The school is scheduled to be completed with construction and open for students at the beginning of the 2028 school year, however the athletic teams will begin competing under the new school in 2026. Waterloo United will play initially in the Mississippi Valley Conference, taking the place of Waterloo West. Once the physical school opens, the school district has laid the possibility of relocating to a difference conference.

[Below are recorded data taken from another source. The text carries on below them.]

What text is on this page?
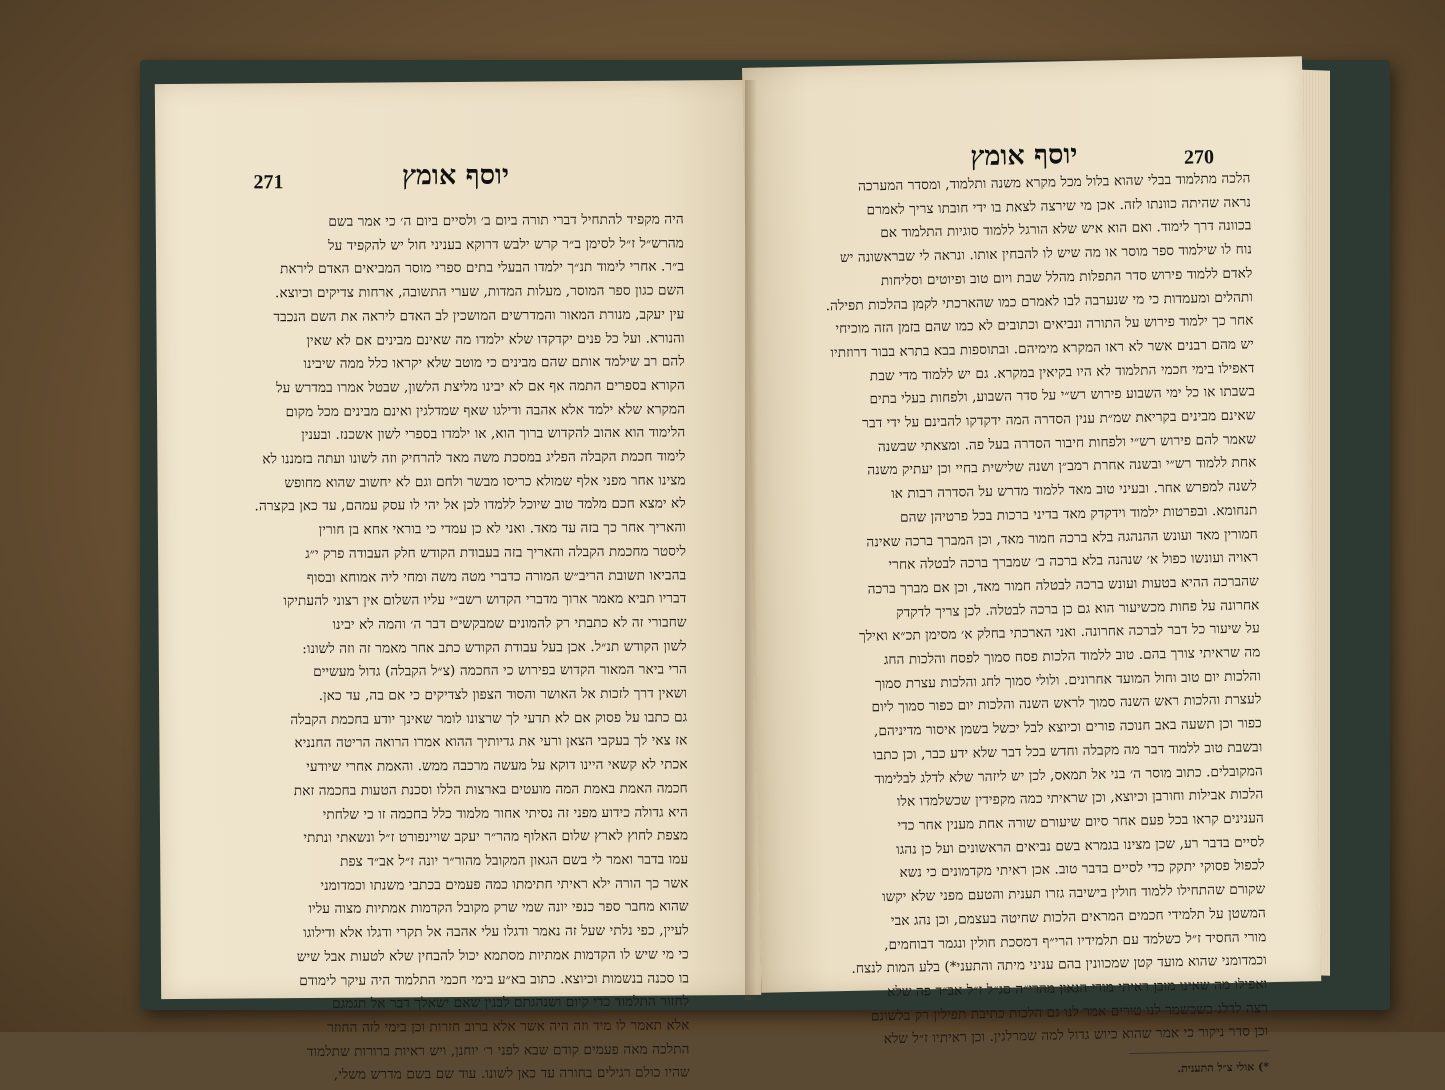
יוסף אומץ
271
היה מקפיד להתחיל דברי תורה ביום ב׳ ולסיים ביום ה׳ כי אמר בשם
מהרש״ל ז״ל לסימן ב״ר קרש ילבש דרוקא בעניני חול יש להקפיד על
ב״ר. אחרי לימוד תנ״ך ילמדו הבעלי בתים ספרי מוסר המביאים האדם ליראת
השם כגון ספר המוסר, מעלות המדות, שערי התשובה, ארחות צדיקים וכיוצא.
עין יעקב, מנורת המאור והמדרשים המושכין לב האדם ליראה את השם הנכבד
והנורא. ועל כל פנים יקדקדו שלא ילמדו מה שאינם מבינים אם לא שאין
להם רב שילמד אותם שהם מבינים כי מוטב שלא יקראו כלל ממה שיבינו
הקורא בספרים התמה אף אם לא יבינו מליצת הלשון, שבטל אמרו במדרש על
המקרא שלא ילמד אלא אהבה ודילגו שאף שמדלגין ואינם מבינים מכל מקום
הלימוד הוא אהוב להקדוש ברוך הוא, או ילמדו בספרי לשון אשכנז. ובענין
לימוד חכמת הקבלה הפליג במסכת משה מאד להרחיק וזה לשונו ועתה בזמננו לא
מצינו אחר מפני אלף שמולא כריסו מבשר ולחם וגם לא יחשוב שהוא מחופש
לא ימצא חכם מלמד טוב שיוכל ללמדו לכן אל יהי לו עסק עמהם, עד כאן בקצרה.
והאריך אחר כך בזה עד מאד. ואני לא כן עמדי כי בוראי אחא בן חורין
ליסטר מחכמת הקבלה והאריך בזה בעבודת הקודש חלק העבודה פרק י״ג
בהביאו תשובת הריב״ש המורה כדברי מטה משה ומחי ליה אמוחא ובסוף
דבריו תביא מאמר ארוך מדברי הקדוש רשב״י עליו השלום אין רצוני להעתיקו
שחבורי זה לא כתבתי רק להמונים שמבקשים דבר ה׳ והמה לא יבינו
לשון הקודש תנ״ל. אכן בעל עבודת הקודש כתב אחר מאמר זה וזה לשונו:
הרי ביאר המאור הקדוש בפירוש כי החכמה (צ״ל הקבלה) גדול מעשיים
ושאין דרך לזכות אל האושר והסוד הצפון לצדיקים כי אם בה, עד כאן.
גם כתבו על פסוק אם לא תדעי לך שרצונו לומר שאינך יודע בחכמת הקבלה
אז צאי לך בעקבי הצאן ורעי את גדיותיך ההוא אמרו הרואה הריטה החנניא
אכתי לא קשאי היינו דוקא על מעשה מרכבה ממש. והאמת אחרי שיודעי
חכמה האמת באמת המה מועטים בארצות הללו וסכנת הטעות בחכמה זאת
היא גדולה כידוע מפני זה נסיתי אחור מלמוד כלל בחכמה זו כי שלחתי
מצפת לחוץ לארץ שלום האלוף מהר״ר יעקב שויינפורט ז״ל ונשאתי ונתתי
עמו בדבר ואמר לי בשם הגאון המקובל מהור״ר יונה ז״ל אב״ד צפת
אשר כך הורה ילא ראיתי חתימתו כמה פעמים בכתבי משנתו וכמדומני
שהוא מחבר ספר כנפי יונה שמי שרק מקובל הקדמות אמתיות מצוה עליו
לעיין, כפי נלתי שעל זה נאמר ודגלו עלי אהבה אל תקרי ודגלו אלא ודילוגו
כי מי שיש לו הקדמות אמתיות מסתמא יכול להבחין שלא לטעות אבל שיש
בו סכנה בנשמות וכיוצא. כתוב בא״ע בימי חכמי התלמוד היה עיקר לימודם
לחזור התלמוד כדי קיום ושנהגתם לבנין שאם ישאלך דבר אל תגמגם
אלא תאמר לו מיד וזה היה אשר אלא ברוב חזרות וכן בימי לזה החוזר
התלכה מאה פעמים קודם שבא לפני ר׳ יוחנן, ויש ראיות ברורות שתלמוד
שהיו כולם רגילים בחורה עד כאן לשונו. עוד שם בשם מדרש משלי,
יוסף אומץ	270
הלכה מתלמוד בבלי שהוא בלול מכל מקרא משנה ותלמוד, ומסדר המערכה
נראה שהיתה כוונתו לזה. אכן מי שירצה לצאת בו ידי חובתו צריך לאמרם
בכוונה דרך לימוד. ואם הוא איש שלא הורגל ללמוד סוגיות התלמוד אם
נוח לו שילמוד ספר מוסר או מה שיש לו להבחין אותו. ונראה לי שבראשונה יש
לאדם ללמוד פירוש סדר התפלות מהלל שבת ויום טוב ופיוטים וסליחות
ותהלים ומעמדות כי מי שנערבה לבו לאמרם כמו שהארכתי לקמן בהלכות תפילה.
אחר כך ילמוד פירוש על התורה ונביאים וכתובים לא כמו שהם בזמן הזה מוכיחי
יש מהם רבנים אשר לא ראו המקרא מימיהם. ובתוספות בבא בתרא בבור דרוזתיו
דאפילו בימי חכמי התלמוד לא היו בקיאין במקרא. גם יש ללמוד מדי שבת
בשבתו או כל ימי השבוע פירוש רש״י על סדר השבוע, ולפחות בעלי בתים
שאינם מבינים בקריאת שמ״ת ענין הסדרה המה ידקדקו להבינם על ידי דבר
שאמר להם פירוש רש״י ולפחות חיבור הסדרה בעל פה. ומצאתי שבשנה
אחת ללמוד רש״י ובשנה אחרת רמב״ן ושנה שלישית בחיי וכן יעתיק משנה
לשנה למפרש אחר. ובעיני טוב מאד ללמוד מדרש על הסדרה רבות או
תנחומא. ובפרטות ילמוד וידקדק מאד בדיני ברכות בכל פרטיהן שהם
חמורין מאד ועונש ההנהגה בלא ברכה חמור מאד, וכן המברך ברכה שאינה
ראויה ועונשו כפול א׳ שנהנה בלא ברכה ב׳ שמברך ברכה לבטלה אחרי
שהברכה ההיא בטעות ועונש ברכה לבטלה חמור מאד, וכן אם מברך ברכה
אחרונה על פחות מכשיעור הוא גם כן ברכה לבטלה. לכן צריך לדקדק
על שיעור כל דבר לברכה אחרונה. ואני הארכתי בחלק א׳ מסימן תכ״א ואילך
מה שראיתי צורך בהם. טוב ללמוד הלכות פסח סמוך לפסח והלכות החג
והלכות יום טוב וחול המועד אחרונים. ולולי סמוך לחג והלכות עצרת סמוך
לעצרת והלכות ראש השנה סמוך לראש השנה והלכות יום כפור סמוך ליום
כפור וכן תשעה באב חנוכה פורים וכיוצא לבל יכשל בשמן איסור מדיניהם,
ובשבת טוב ללמוד דבר מה מקבלה וחדש בכל דבר שלא ידע כבר, וכן כתבו
המקובלים. כתוב מוסר ה׳ בני אל תמאס, לכן יש ליזהר שלא לדלג לבלימוד
הלכות אבילות וחורבן וכיוצא, וכן שראיתי כמה מקפידין שכשלמדו אלו
הענינים קראו בכל פעם אחר סיום שיעורם שורה אחת מענין אחר כדי
לסיים בדבר רע, שכן מצינו בגמרא בשם נביאים הראשונים ועל כן נהגו
לכפול פסוקי יתקק כדי לסיים בדבר טוב. אכן ראיתי מקדמונים כי נשא
שקורם שהתחילו ללמוד חולין בישיבה גזרו תענית והטעם מפני שלא יקשו
המשטן על תלמידי חכמים המראים הלכות שחיטה בעצמם, וכן נהג אבי
מורי החסיד ז״ל כשלמד עם תלמידיו הרי״ף דמסכת חולין ונגמר דבוחמים,
וכמדומני שהוא מועד קטן שמכוונין בהם עניני מיתה והתעני*) בלע המות לנצח.
ואפילו מה שאינו מובן ראיתי מורי הגאון מהרי״ה סג״ל ז״ל אב״ד פה שלא
רצה לדלג כשכשמר לנו טורים אמר לנו גם הלכות כתיבת תפילין רק בלשונם
וכן סדר ניקור כי אמר שהוא כיוש גדול למה שמרלגין. וכן ראיתיו ז״ל שלא
*) אולי צ״ל התענית.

On April 21, 2025, Ames announced its withdrawal from the Iowa Alliance Conference. Ames will join the Little Hawkeye conference beginning with the 2026–27 school year.

==Sports==
The conference offers the following sports:

- Fall — volleyball, boys' cross-country, girls' cross-country, boys' golf and girls' swimming.
- Winter — Boys' basketball, girls' basketball, bowling, wrestling and boys' swimming.
- Spring — Boys' track and field, girls' track and field, boys' soccer, girls' soccer, boys' tennis, girls' tennis and girls' golf.
- Summer — Baseball and softball.

All the member schools field a varsity football team, however it is not sponsored by any conference in Iowa. Football is played in a separate classification system, and competition is organized by districts.

Although the member schools field freshman — and in some cases, junior varsity — teams in many of the above-mentioned sports, conference championships are determined at sophomore and varsity levels only.